By David Fathers, Regional General Manager at Crown Records Management.
The word destruction usually has negative connotations but after GDPR had suddenly become a buzzword in the corporate world – and a booming business itself.
GDPR, which gives European citizens increased rights over their personal data - and ups the ante on data breaches - has changed the world of information management.
Businesses know they may be called upon to edit or delete the personal data they hold at any time, are under pressure to ensure they have consent to store it in the first place. They are signed up to a strict compliance structure around data breaches too.
So, what's the answer when you have a pile of historic data collected in the days when consent rules were more lax? Or which is being kept without any real reason or plan?

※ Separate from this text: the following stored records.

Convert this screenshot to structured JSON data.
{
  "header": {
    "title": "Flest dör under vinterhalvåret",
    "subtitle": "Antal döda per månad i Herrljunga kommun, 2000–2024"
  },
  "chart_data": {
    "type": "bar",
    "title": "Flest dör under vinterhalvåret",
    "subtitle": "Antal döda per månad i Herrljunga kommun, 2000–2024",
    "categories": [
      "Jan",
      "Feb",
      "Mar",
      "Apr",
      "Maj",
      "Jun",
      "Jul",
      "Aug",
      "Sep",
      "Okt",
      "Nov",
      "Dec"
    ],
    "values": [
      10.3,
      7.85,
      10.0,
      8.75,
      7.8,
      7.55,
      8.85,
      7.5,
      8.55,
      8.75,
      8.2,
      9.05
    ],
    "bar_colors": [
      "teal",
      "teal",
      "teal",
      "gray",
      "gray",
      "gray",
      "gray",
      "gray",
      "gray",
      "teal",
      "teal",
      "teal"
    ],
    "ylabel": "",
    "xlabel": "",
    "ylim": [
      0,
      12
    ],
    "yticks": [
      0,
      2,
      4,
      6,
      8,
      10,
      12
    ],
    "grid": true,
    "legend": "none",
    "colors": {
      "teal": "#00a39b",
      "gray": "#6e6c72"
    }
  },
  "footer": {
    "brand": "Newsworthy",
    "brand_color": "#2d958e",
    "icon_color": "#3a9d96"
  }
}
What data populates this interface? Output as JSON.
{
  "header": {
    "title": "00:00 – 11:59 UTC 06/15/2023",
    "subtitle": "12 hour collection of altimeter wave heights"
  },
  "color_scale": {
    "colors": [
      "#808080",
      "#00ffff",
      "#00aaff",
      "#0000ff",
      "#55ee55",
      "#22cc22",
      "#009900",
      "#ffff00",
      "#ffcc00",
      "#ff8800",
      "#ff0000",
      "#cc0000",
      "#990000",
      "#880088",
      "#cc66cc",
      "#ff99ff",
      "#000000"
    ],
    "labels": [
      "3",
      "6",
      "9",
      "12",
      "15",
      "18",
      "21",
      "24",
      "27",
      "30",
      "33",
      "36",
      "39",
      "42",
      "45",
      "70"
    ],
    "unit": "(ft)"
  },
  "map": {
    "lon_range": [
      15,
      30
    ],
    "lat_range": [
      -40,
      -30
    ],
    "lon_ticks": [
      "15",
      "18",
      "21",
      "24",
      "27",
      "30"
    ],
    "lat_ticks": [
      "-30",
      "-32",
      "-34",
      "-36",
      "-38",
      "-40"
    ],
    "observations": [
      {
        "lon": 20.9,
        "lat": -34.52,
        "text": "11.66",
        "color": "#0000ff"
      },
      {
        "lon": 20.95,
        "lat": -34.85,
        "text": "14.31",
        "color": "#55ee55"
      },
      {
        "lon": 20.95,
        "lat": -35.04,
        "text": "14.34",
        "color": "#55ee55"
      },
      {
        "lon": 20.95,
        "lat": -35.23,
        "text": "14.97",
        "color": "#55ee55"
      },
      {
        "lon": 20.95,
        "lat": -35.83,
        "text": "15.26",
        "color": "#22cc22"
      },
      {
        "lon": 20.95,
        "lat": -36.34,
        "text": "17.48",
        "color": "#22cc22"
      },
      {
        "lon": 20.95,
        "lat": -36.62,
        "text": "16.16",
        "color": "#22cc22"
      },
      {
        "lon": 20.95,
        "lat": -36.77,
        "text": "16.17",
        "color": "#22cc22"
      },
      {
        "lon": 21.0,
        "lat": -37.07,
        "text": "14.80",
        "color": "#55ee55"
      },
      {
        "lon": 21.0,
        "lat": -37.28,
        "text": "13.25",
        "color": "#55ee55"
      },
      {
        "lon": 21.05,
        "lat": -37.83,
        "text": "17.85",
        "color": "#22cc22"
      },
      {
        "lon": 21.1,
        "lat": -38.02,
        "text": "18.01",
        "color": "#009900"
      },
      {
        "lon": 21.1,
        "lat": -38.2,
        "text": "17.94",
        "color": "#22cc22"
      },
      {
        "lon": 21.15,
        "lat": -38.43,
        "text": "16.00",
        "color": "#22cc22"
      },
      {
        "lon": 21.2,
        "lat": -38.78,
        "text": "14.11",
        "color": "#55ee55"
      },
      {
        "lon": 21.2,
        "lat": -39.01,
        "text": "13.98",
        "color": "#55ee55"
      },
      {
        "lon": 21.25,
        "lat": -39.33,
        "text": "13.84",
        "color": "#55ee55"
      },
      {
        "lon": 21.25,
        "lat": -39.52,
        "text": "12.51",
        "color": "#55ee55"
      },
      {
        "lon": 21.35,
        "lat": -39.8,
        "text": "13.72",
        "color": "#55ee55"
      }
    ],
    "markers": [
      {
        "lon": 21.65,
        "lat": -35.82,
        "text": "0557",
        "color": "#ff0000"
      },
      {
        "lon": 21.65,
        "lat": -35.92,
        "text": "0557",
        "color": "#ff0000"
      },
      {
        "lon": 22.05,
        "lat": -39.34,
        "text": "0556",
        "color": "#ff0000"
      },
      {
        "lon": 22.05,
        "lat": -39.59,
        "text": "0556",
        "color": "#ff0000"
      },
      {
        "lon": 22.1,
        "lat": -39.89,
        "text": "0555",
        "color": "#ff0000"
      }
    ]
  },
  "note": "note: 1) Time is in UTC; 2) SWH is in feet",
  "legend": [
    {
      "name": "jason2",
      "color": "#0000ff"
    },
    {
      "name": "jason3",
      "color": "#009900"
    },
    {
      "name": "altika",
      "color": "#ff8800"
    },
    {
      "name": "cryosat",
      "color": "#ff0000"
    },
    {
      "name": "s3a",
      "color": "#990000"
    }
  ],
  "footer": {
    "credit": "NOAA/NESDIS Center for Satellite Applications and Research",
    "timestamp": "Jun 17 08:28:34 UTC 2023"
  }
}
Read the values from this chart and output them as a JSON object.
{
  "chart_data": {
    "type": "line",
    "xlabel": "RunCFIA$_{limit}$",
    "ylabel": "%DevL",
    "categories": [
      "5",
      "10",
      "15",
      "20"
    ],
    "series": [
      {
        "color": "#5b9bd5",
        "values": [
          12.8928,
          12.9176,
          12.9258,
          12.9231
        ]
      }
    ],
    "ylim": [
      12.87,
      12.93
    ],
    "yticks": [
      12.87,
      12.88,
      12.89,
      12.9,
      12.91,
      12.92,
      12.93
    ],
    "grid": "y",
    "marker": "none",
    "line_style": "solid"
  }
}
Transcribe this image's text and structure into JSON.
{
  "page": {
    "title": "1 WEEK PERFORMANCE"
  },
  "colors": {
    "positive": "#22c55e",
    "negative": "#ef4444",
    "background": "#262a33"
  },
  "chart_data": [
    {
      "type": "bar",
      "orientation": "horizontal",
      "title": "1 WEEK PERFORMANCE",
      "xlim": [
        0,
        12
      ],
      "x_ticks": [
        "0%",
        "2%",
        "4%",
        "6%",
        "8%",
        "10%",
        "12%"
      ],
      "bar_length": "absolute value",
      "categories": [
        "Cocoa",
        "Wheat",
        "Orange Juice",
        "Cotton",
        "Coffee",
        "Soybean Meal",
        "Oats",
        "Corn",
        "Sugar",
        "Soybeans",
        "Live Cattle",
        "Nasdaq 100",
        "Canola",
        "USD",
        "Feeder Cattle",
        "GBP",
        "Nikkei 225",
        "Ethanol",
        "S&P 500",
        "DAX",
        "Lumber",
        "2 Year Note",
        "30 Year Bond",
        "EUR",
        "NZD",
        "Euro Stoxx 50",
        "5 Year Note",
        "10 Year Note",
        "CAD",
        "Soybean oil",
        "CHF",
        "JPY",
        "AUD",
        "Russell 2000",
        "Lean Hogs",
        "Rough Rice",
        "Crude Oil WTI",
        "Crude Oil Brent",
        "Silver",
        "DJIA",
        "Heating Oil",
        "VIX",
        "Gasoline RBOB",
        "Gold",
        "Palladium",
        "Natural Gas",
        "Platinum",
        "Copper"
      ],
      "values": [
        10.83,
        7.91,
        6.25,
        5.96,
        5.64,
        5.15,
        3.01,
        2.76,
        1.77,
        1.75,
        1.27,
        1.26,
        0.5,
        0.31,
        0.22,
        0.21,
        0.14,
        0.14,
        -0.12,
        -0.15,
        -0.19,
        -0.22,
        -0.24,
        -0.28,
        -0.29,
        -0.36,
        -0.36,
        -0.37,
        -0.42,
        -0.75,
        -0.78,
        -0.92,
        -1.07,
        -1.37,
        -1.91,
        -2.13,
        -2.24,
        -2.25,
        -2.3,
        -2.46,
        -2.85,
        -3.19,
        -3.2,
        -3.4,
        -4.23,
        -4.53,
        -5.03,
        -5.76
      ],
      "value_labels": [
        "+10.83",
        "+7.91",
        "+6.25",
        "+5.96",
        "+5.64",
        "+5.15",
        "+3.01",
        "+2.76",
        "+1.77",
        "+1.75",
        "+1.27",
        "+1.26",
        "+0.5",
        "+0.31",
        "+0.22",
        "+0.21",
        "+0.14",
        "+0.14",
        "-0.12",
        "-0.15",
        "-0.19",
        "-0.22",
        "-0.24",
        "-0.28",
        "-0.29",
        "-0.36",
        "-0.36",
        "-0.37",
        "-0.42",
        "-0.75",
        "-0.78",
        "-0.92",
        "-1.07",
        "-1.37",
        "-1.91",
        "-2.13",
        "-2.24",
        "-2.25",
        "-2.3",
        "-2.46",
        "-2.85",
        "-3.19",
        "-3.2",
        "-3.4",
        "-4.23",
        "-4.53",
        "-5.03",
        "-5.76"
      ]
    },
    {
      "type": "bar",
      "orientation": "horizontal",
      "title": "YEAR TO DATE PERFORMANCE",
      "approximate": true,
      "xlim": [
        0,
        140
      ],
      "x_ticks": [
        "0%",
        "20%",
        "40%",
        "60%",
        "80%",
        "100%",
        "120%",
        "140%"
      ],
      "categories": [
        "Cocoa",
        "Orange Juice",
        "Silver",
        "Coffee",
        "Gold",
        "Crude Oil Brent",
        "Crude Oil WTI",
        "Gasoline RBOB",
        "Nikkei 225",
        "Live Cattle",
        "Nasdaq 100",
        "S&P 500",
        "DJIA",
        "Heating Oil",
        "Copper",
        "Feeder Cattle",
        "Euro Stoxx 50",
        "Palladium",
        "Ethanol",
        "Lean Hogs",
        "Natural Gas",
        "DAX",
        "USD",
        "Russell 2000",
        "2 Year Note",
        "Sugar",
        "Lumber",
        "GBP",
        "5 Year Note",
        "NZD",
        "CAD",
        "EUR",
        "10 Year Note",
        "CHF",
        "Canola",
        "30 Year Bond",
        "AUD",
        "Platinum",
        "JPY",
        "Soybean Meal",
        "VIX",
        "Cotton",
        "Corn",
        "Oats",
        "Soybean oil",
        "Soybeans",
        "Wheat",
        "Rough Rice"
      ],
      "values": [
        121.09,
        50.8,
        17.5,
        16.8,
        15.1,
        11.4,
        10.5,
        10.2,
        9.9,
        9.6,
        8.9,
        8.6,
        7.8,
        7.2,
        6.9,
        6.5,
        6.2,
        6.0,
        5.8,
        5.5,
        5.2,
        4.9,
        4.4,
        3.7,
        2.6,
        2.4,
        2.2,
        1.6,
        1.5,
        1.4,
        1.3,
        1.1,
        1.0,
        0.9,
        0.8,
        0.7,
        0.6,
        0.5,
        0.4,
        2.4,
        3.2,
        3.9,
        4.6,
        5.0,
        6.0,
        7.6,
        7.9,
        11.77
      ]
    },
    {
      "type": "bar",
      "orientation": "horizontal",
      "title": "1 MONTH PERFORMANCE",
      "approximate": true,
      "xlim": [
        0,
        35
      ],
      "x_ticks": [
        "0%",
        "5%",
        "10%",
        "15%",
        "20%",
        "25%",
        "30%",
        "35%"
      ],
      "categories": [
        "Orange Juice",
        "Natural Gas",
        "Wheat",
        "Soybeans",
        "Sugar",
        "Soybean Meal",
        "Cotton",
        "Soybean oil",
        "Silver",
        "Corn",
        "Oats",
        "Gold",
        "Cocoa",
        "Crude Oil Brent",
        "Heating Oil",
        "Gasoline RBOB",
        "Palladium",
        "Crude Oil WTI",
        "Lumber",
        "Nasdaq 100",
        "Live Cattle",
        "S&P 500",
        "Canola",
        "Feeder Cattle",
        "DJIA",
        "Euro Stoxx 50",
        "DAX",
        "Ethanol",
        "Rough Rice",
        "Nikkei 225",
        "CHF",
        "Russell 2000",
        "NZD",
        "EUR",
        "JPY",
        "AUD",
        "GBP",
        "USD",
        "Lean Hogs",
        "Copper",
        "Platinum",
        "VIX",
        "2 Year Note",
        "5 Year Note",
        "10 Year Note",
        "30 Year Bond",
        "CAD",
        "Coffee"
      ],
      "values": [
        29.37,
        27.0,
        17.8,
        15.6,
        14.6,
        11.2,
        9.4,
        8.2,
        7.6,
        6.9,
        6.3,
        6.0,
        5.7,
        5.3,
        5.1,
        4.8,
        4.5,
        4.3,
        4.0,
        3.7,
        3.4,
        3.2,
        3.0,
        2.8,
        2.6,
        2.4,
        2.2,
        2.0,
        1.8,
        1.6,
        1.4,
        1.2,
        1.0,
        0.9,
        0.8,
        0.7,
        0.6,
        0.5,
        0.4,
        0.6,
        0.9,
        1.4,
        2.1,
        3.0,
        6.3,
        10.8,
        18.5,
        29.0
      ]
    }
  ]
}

The answer, according to David Fathers, Regional General Manager at Crown Records Management, may be simpler than you think.
"We're finding that a lot of businesses are realising that secure destruction can play an important part in their bid for compliance," he said.
"So many companies stock-pile data for no reason at all. Data which is beyond its use-by data, data which is no longer relevant to the business, data which is stored on formats which are no longer accessible.
"And even more commonly, physical data stored on paper and then sent to a warehouse never to be seen again.
"In the past this kind of data was not a big risk, it was effectively put away and forgotten about. Now, after GDPR, it's a very different environment.
"GDPR applies to physical data as well as digital data – so those boxes are suddenly a problem. And keeping data in formats which can longer be accessed is an issue too. How are you going to edit or delete personal data when you can't even get to it?
"Secure destruction is often the most cost-effective way to end the problem; and it's becoming an industry in itself."
Here are six reasons why destruction is now a good thing:
- Securely destroying out of date boxes can aid GDPR compliance and help avoid data breaches. It can save money in the long-term too because there is a cost attached to physical storage. Destroying a box normally costs around the same as the price of storage for one year.
- Old office equipment can be a data risk and destroying it reduces the threat of data breaches. Multifunctional devices with hard drives such as copiers, scanners and printers can contain sensitive information such as copies of printed and scanned documents.
- Mobile phones, laptops and hard drives all contain huge amounts of personal data these days and secure destruction is the only certain way to prevent breaches.
- Secure destruction can have environmental benefits. Encouraging a paper-free office in the first place, for instance by restricting what information is printed and photocopied, is both sensible and environmentally-friendly. This equipment is a regular source of data breaches because it is so easy to lose track of data once it has been copied. Reducing the number of boxes in storage also has environmental benefits. Crown Records Management estimates that 2006 trees and 321 litres of water could be saved if the 350,000 boxes it holds that are past their 'destroy date' are securely destroyed.
- Having a secure destruction policy in place encourages businesses to consider what data they have and how long it needs to be kept for. Some data has to be kept for legal reasons but many businesses keep data longer than it is useful or needed.
- Secure destruction can help protect brands and intellectual property. The destruction of counterfeit goods and also retail goods such as clothing, shoes or books which have been misprinted or overprinted, is another growing aspect of the industry.